Four of the senior photographers of the China News Service joined me on this third and last expedition. In addition to the Chinese, Michael Winn-a photojournalist who had photographed our Pakistan expedition and whose stories and pictures on that project appeared in the Smithsonian, Adventure Travel, and other publications-helped make up our team of photographers, explorers, and Chinese interpreters, guides and officials.

Just like the secluded regions of Central Asia that we'd visited on earlier expeditions, Western China had not changed since Marco Polo was there; in fact, we could have used his book as a travel guide. The Old Silk Road that Polo followed along the southern rim of the Taklamakan Desert in Western China had been abandoned in the sixteenth century. It stretches across 1,500 miles of devastating sand, with few people and fewer roads.

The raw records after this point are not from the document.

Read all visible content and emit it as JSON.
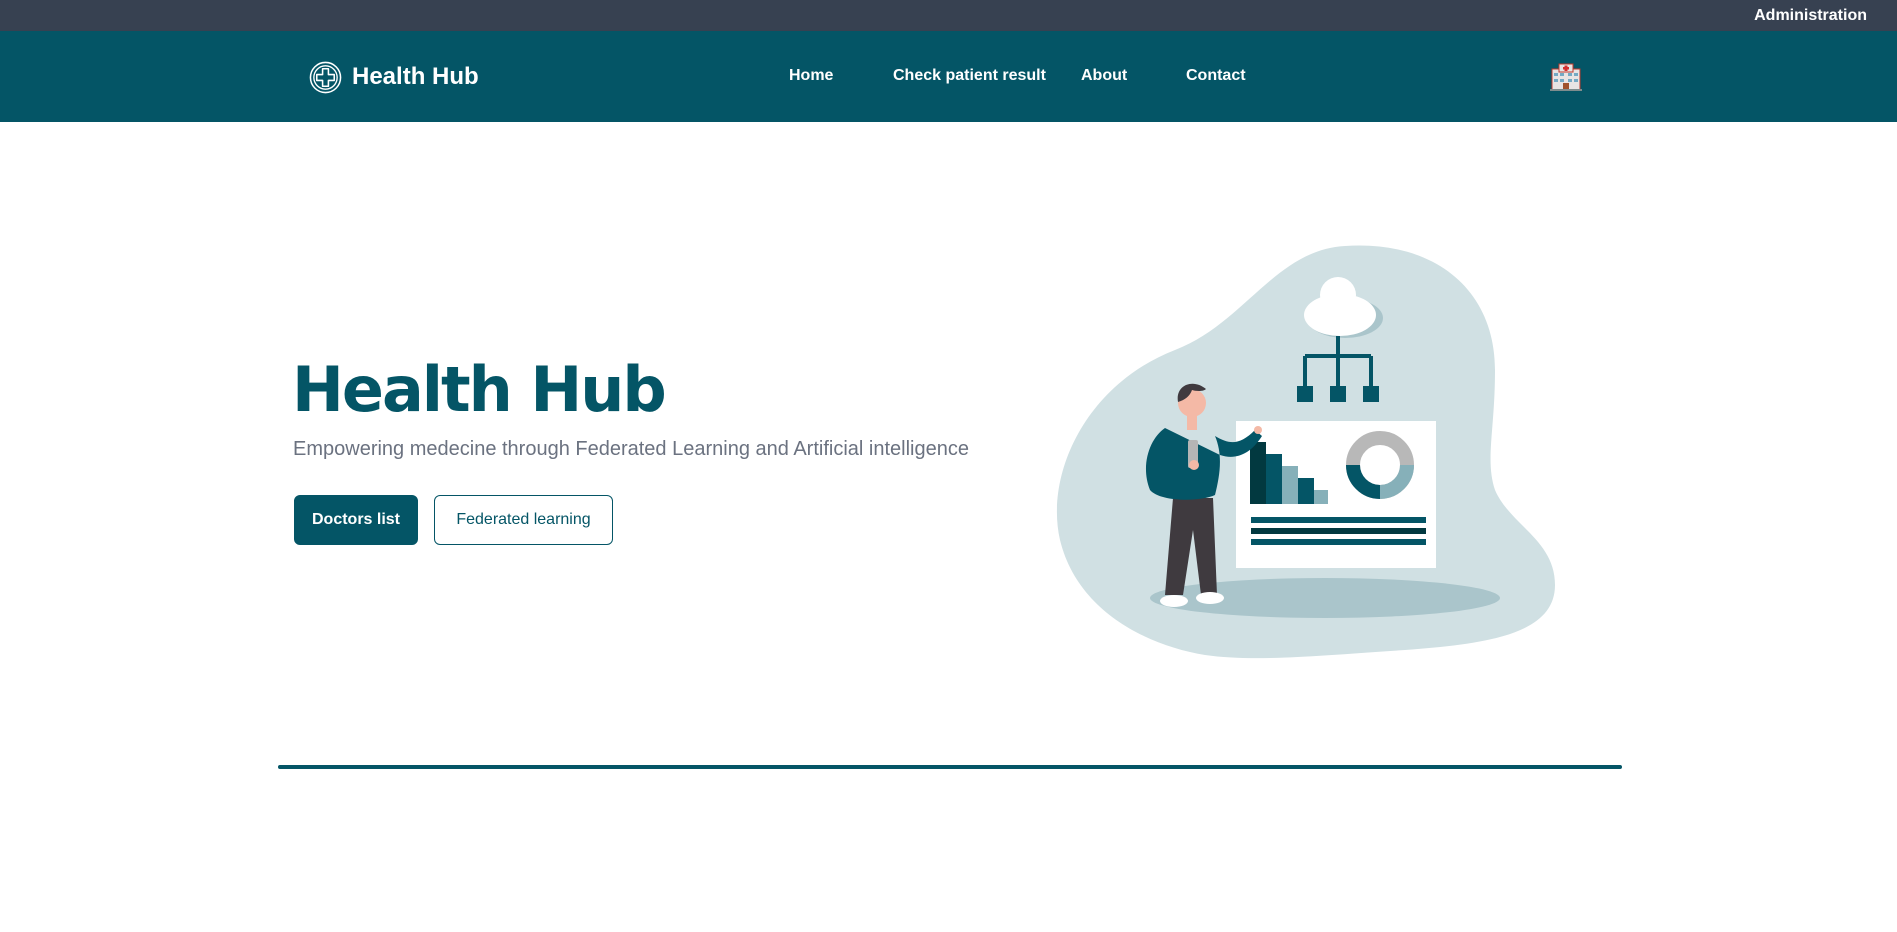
{
  "topbar": {
    "admin_link": "Administration"
  },
  "navbar": {
    "brand_name": "Health Hub",
    "links": [
      "Home",
      "Check patient result",
      "About",
      "Contact"
    ]
  },
  "hero": {
    "title": "Health Hub",
    "subtitle": "Empowering medecine through Federated Learning and Artificial intelligence",
    "primary_button": "Doctors list",
    "secondary_button": "Federated learning"
  },
  "icons": {
    "logo": "medical-cross-icon",
    "hospital": "hospital-icon",
    "illustration": "federated-learning-illustration"
  },
  "colors": {
    "brand": "#045566",
    "topbar": "#374151",
    "blob": "#d0e0e3",
    "subtitle": "#6b7280"
  }
}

Marco Polo went this way, and I followed him seven centuries later, with camels, farm tractors, and jeeps. Beyond the Taklamakan was the Gobi. This led us through Gansu Province to Inner Mongolia and then to Coleridge's Xanadu, the summer palace of the Kublai Khan.

At the beginning of each chapter I have published a copy of text from Marco Polo’s book describing his findings of the area through which we were about to travel. This was my way of comparing what he wrote to our modern day discoveries, thereby authenticating his words.

On October 23, 1985, the expedition ended safely with a great celebration in Beijing, China. That day, I sat triumphantly on the Marco Polo Bridge, my dream fulfilled. It had been one hell of a journey.